Thursday, September 20, 2012

The female condom: the international denial of a strong potential.

The female condom: the international denial of a strong potential.

The female condom has received surprisingly little serious attention since its invention in 1984 (and Food and Drug Administration approval in 1993). Given the numbers of women with HIV globally, international support for women's reproductive and sexual health and rights and the empowerment of women, and, not least, due to the demand expressed by users, one would have expected the female condom to be widely accessible 16 years after it first appeared. This expectation has not materialised; instead, the female condom has been marginalised in the international response to HIV. This paper asks why and analyses the views and actions of users, providers, national governments and international public policymakers, using an analytical framework specifically designed to evaluate access to new health technologies in poor countries. The authors argue that universal access to female condoms is not primarily hampered by obstacles on the users' side, as is often alleged, nor by unwilling governments in developing countries, but that acceptability of the female condom is problematic mainly at the international policy level. This view is based on an extensive review of the literature, interviews with representatives of UNAIDS, UNFPA and other organisations, and a series of observations made during the International AIDS Conference in Mexico in August 2008.

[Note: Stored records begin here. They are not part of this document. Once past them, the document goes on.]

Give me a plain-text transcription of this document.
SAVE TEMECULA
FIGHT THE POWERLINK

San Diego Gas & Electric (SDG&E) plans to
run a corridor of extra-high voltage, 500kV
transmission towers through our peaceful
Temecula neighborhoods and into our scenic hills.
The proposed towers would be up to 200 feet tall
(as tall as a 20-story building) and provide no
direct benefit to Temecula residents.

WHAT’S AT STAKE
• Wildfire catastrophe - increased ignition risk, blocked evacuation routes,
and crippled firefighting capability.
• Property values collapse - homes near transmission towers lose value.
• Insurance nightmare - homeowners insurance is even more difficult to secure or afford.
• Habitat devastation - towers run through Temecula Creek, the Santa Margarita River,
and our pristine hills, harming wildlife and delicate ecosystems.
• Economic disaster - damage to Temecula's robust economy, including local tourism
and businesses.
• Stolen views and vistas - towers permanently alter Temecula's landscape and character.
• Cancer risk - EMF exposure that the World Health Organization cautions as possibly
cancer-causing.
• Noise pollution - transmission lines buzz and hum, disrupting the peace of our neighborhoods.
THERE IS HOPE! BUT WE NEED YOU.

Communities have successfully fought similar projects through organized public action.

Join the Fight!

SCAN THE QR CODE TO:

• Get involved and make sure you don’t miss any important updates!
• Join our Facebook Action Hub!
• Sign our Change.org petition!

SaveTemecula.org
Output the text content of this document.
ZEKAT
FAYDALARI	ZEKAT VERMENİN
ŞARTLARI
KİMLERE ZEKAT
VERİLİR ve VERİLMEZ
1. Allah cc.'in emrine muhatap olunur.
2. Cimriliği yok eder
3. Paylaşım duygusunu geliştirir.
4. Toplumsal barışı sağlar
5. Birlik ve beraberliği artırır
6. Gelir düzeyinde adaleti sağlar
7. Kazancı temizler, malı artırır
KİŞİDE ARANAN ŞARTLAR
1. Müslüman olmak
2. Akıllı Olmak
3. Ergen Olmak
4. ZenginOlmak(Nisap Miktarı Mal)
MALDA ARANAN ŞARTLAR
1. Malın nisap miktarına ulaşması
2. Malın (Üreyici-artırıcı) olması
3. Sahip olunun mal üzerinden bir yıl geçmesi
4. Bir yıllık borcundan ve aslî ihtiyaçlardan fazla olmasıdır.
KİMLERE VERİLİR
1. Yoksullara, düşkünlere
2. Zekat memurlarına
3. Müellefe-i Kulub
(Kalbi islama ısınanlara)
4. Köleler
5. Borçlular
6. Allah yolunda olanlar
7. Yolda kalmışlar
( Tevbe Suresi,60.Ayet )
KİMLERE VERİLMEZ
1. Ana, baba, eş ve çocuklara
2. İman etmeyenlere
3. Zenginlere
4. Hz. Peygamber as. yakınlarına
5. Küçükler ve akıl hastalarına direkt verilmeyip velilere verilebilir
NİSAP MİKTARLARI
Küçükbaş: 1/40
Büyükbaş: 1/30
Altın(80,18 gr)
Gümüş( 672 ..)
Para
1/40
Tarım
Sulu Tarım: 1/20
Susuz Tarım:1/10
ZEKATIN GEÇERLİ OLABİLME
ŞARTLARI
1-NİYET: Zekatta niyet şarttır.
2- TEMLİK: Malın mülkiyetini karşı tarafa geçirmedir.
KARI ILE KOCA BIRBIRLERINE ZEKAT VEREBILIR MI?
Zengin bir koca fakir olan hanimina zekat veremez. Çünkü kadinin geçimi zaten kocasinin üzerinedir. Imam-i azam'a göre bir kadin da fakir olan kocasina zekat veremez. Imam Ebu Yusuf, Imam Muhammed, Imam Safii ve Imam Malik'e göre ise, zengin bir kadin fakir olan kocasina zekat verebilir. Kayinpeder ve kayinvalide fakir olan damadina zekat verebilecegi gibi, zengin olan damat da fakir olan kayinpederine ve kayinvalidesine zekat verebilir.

No stone is unturned and no one escapes through unscathed in this searing analysis of the failure of the female condom to gain traction as a woman-initiated method for HIV prevention. Among the critical contributing factors are: minimal investment in research and development by global public policy makers, resultant price monopolies that see the price of the female condom at least 25 times that of the male condom, ambivalence on the part of WHO to recommend washing and reuse, lack of active promotion by UNAIDS (in contrast to male circumcision) contributing to low demand, stock-outs, underproduction with no economies of scale, and frustrated demand. Marginalisation of the female condom as a new prevention technology began shortly after its introduction 16 years ago. Much could be done to address the points raised in this critique if there were the political will at all levels to do so. One small thing that you the reader can do is to always use the phrase ‘male and female condoms’ rather than simply ‘male condoms’ or ‘condoms’ when you are referring to barrier protection. However, what is really needed now is active reconsideration of the strategies that have led to the female condom being unavailable and unaffordable despite acceptability in studies in a variety of cultural settings.